MADRID (Reuters) – Real Madrid president Florentino Perez says the 12 clubs who were to found the European Super League cannot abandon it due to binding contracts, and he promised the project would return after a period of reflection.
Perez was one of the leading figures in the breakaway competition, which was unveiled last Sunday only to fall apart within days when all six English clubs involved withdrew and others followed.
But Perez, whose club is one of three teams along with Barcelona and Juventus yet to abandon the project, said it was not so simple for clubs to leave.
“I don’t need to explain what a binding contract is but effectively, the clubs cannot leave,” Perez told Spanish newspaper AS on Saturday.
“Some of them, due to pressure, have said they’re leaving. But this project, or one very similar, will move forward and I hope very soon.”
The Super League was dealt another blow on Friday when JPMorgan, who had provided a 3.5 billion euro ($4.2 billion) grant to the founding clubs, said it had “misjudged how the deal would be viewed”.
Perez, however, said the bank was still on board.
“It’s not true they’ve withdrawn. They have taken some time for reflection, just like the 12 clubs. If we need to make changes we will but the Super League is the best project we’ve thought of,” he added.
“The partnership still exists as do the members who comprise the Super League.
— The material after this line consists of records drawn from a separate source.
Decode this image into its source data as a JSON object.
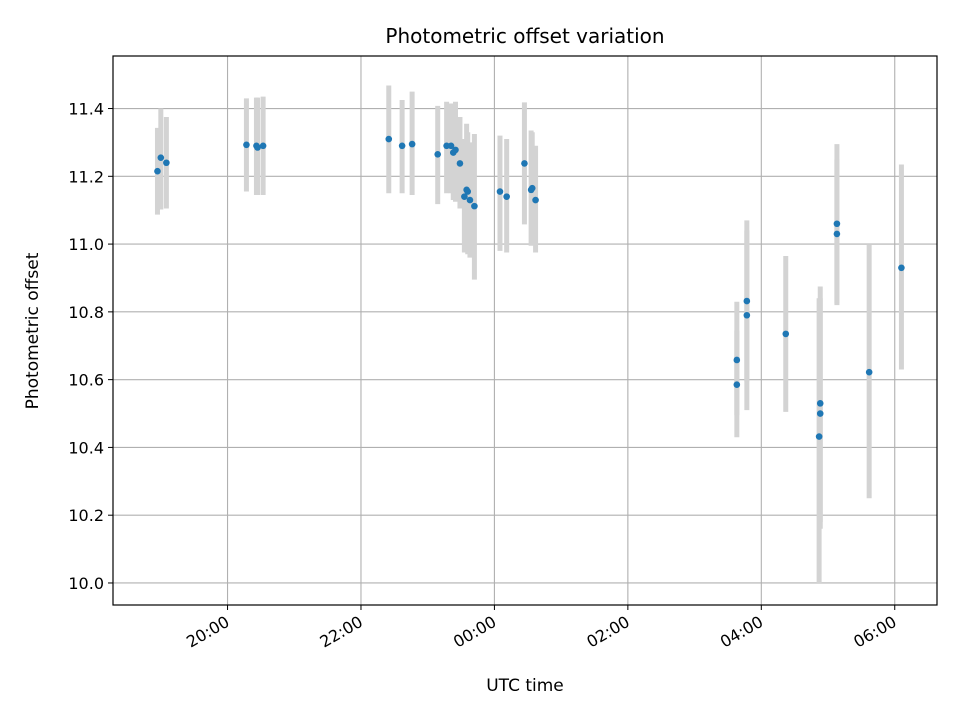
{
  "chart_data": {
    "type": "scatter",
    "title": "Photometric offset variation",
    "xlabel": "UTC time",
    "ylabel": "Photometric offset",
    "x_tick_labels": [
      "20:00",
      "22:00",
      "00:00",
      "02:00",
      "04:00",
      "06:00"
    ],
    "y_tick_labels": [
      "10.0",
      "10.2",
      "10.4",
      "10.6",
      "10.8",
      "11.0",
      "11.2",
      "11.4"
    ],
    "xlim": [
      "18:17",
      "06:38"
    ],
    "ylim": [
      9.935,
      11.555
    ],
    "grid": true,
    "colors": {
      "point": "#1f77b4",
      "errorbar": "#d3d3d3",
      "grid": "#b0b0b0"
    },
    "points": [
      {
        "x": "18:57",
        "y": 11.215,
        "err_low": 11.087,
        "err_high": 11.343
      },
      {
        "x": "19:00",
        "y": 11.255,
        "err_low": 11.102,
        "err_high": 11.4
      },
      {
        "x": "19:05",
        "y": 11.24,
        "err_low": 11.105,
        "err_high": 11.375
      },
      {
        "x": "20:17",
        "y": 11.293,
        "err_low": 11.155,
        "err_high": 11.43
      },
      {
        "x": "20:26",
        "y": 11.29,
        "err_low": 11.145,
        "err_high": 11.432
      },
      {
        "x": "20:27",
        "y": 11.285,
        "err_low": 11.145,
        "err_high": 11.432
      },
      {
        "x": "20:32",
        "y": 11.29,
        "err_low": 11.145,
        "err_high": 11.435
      },
      {
        "x": "22:25",
        "y": 11.31,
        "err_low": 11.15,
        "err_high": 11.468
      },
      {
        "x": "22:37",
        "y": 11.29,
        "err_low": 11.15,
        "err_high": 11.425
      },
      {
        "x": "22:46",
        "y": 11.295,
        "err_low": 11.145,
        "err_high": 11.45
      },
      {
        "x": "23:09",
        "y": 11.265,
        "err_low": 11.118,
        "err_high": 11.408
      },
      {
        "x": "23:17",
        "y": 11.29,
        "err_low": 11.15,
        "err_high": 11.42
      },
      {
        "x": "23:21",
        "y": 11.29,
        "err_low": 11.15,
        "err_high": 11.415
      },
      {
        "x": "23:23",
        "y": 11.27,
        "err_low": 11.13,
        "err_high": 11.41
      },
      {
        "x": "23:25",
        "y": 11.278,
        "err_low": 11.125,
        "err_high": 11.42
      },
      {
        "x": "23:29",
        "y": 11.238,
        "err_low": 11.105,
        "err_high": 11.375
      },
      {
        "x": "23:33",
        "y": 11.14,
        "err_low": 10.975,
        "err_high": 11.31
      },
      {
        "x": "23:35",
        "y": 11.16,
        "err_low": 10.99,
        "err_high": 11.355
      },
      {
        "x": "23:36",
        "y": 11.155,
        "err_low": 10.97,
        "err_high": 11.33
      },
      {
        "x": "23:38",
        "y": 11.13,
        "err_low": 10.96,
        "err_high": 11.3
      },
      {
        "x": "23:42",
        "y": 11.112,
        "err_low": 10.895,
        "err_high": 11.325
      },
      {
        "x": "00:05",
        "y": 11.155,
        "err_low": 10.98,
        "err_high": 11.32
      },
      {
        "x": "00:11",
        "y": 11.14,
        "err_low": 10.975,
        "err_high": 11.31
      },
      {
        "x": "00:27",
        "y": 11.238,
        "err_low": 11.058,
        "err_high": 11.418
      },
      {
        "x": "00:33",
        "y": 11.16,
        "err_low": 10.995,
        "err_high": 11.335
      },
      {
        "x": "00:34",
        "y": 11.165,
        "err_low": 11.0,
        "err_high": 11.33
      },
      {
        "x": "00:37",
        "y": 11.13,
        "err_low": 10.975,
        "err_high": 11.29
      },
      {
        "x": "03:38",
        "y": 10.585,
        "err_low": 10.43,
        "err_high": 10.745
      },
      {
        "x": "03:38",
        "y": 10.658,
        "err_low": 10.495,
        "err_high": 10.83
      },
      {
        "x": "03:47",
        "y": 10.79,
        "err_low": 10.51,
        "err_high": 11.04
      },
      {
        "x": "03:47",
        "y": 10.832,
        "err_low": 10.595,
        "err_high": 11.07
      },
      {
        "x": "04:22",
        "y": 10.735,
        "err_low": 10.505,
        "err_high": 10.965
      },
      {
        "x": "04:52",
        "y": 10.432,
        "err_low": 10.0,
        "err_high": 10.84
      },
      {
        "x": "04:53",
        "y": 10.53,
        "err_low": 10.18,
        "err_high": 10.875
      },
      {
        "x": "04:53",
        "y": 10.5,
        "err_low": 10.16,
        "err_high": 10.84
      },
      {
        "x": "05:08",
        "y": 11.06,
        "err_low": 10.825,
        "err_high": 11.295
      },
      {
        "x": "05:08",
        "y": 11.03,
        "err_low": 10.82,
        "err_high": 11.25
      },
      {
        "x": "05:37",
        "y": 10.622,
        "err_low": 10.25,
        "err_high": 11.0
      },
      {
        "x": "06:06",
        "y": 10.93,
        "err_low": 10.63,
        "err_high": 11.235
      }
    ]
  }
}
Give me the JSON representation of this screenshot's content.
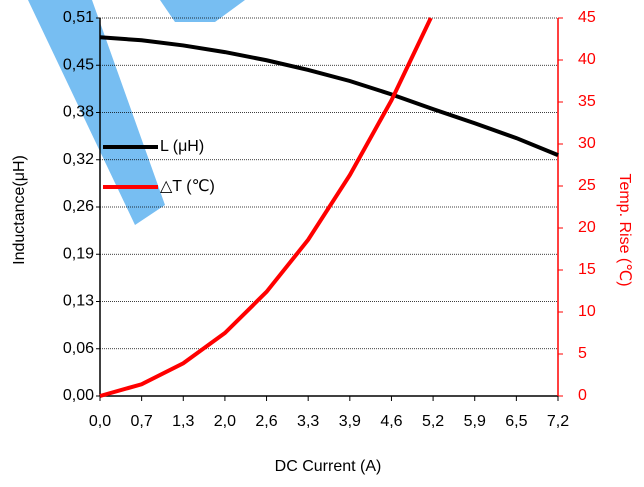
{
  "chart_data": {
    "type": "line",
    "x_label": "DC Current (A)",
    "y_label": "Inductance(μH)",
    "y2_label": "Temp. Rise (℃)",
    "xlim": [
      0,
      7.2
    ],
    "xticks": [
      {
        "value": 0,
        "label": "0,0"
      },
      {
        "value": 0.6545,
        "label": "0,7"
      },
      {
        "value": 1.3091,
        "label": "1,3"
      },
      {
        "value": 1.9636,
        "label": "2,0"
      },
      {
        "value": 2.6182,
        "label": "2,6"
      },
      {
        "value": 3.2727,
        "label": "3,3"
      },
      {
        "value": 3.9273,
        "label": "3,9"
      },
      {
        "value": 4.5818,
        "label": "4,6"
      },
      {
        "value": 5.2364,
        "label": "5,2"
      },
      {
        "value": 5.8909,
        "label": "5,9"
      },
      {
        "value": 6.5455,
        "label": "6,5"
      },
      {
        "value": 7.2,
        "label": "7,2"
      }
    ],
    "ylim": [
      0,
      0.51
    ],
    "yticks": [
      {
        "value": 0,
        "label": "0,00"
      },
      {
        "value": 0.06375,
        "label": "0,06"
      },
      {
        "value": 0.1275,
        "label": "0,13"
      },
      {
        "value": 0.19125,
        "label": "0,19"
      },
      {
        "value": 0.255,
        "label": "0,26"
      },
      {
        "value": 0.31875,
        "label": "0,32"
      },
      {
        "value": 0.3825,
        "label": "0,38"
      },
      {
        "value": 0.44625,
        "label": "0,45"
      },
      {
        "value": 0.51,
        "label": "0,51"
      }
    ],
    "y2lim": [
      0,
      45
    ],
    "y2ticks": [
      0,
      5,
      10,
      15,
      20,
      25,
      30,
      35,
      40,
      45
    ],
    "y2_color": "#ff0000",
    "grid": true,
    "legend": "upper-left",
    "series": [
      {
        "name": "L (μH)",
        "color": "#000000",
        "x": [
          0,
          0.6545,
          1.3091,
          1.9636,
          2.6182,
          3.2727,
          3.9273,
          4.5818,
          5.2364,
          5.8909,
          6.5455,
          7.2
        ],
        "values": [
          0.484,
          0.48,
          0.473,
          0.464,
          0.453,
          0.44,
          0.425,
          0.407,
          0.387,
          0.368,
          0.348,
          0.325
        ]
      },
      {
        "name": "△T (℃)",
        "color": "#ff0000",
        "axis": "y2",
        "x": [
          0,
          0.6545,
          1.3091,
          1.9636,
          2.6182,
          3.2727,
          3.9273,
          4.5818,
          5.2
        ],
        "values": [
          0,
          1.4,
          3.9,
          7.5,
          12.4,
          18.6,
          26.3,
          35.2,
          45
        ]
      }
    ]
  }
}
What we have done is taken a few weeks to reflect in light of the fury of certain people who don’t want to lose their privileges and have manipulated the project.”
Devised in secret among club bosses and financiers, theproject has effectively imploded, however, after a ferocious backlash from fans, pundits and politicians.
Perez reiterated the need for the new competition to boost clubs struggling to cope with losses from the COVID-19 pandemic, adding that the 12 Super League clubs had lost a combined 650 million euros last year and stood to lose up to 2.5 billion euros this year.
He was also not convinced by UEFA’s next reform of the Champions League, which will see the competition expanded to 36 teams from 2024.
“The Super League is the best possible project to help football come out of the crisis. Football is gravely hurt and we have to adapt to the era we live in,” he added.
“I think that the Champions League reform isn’t the best it can be, and what’s more we cannot wait until 2024.”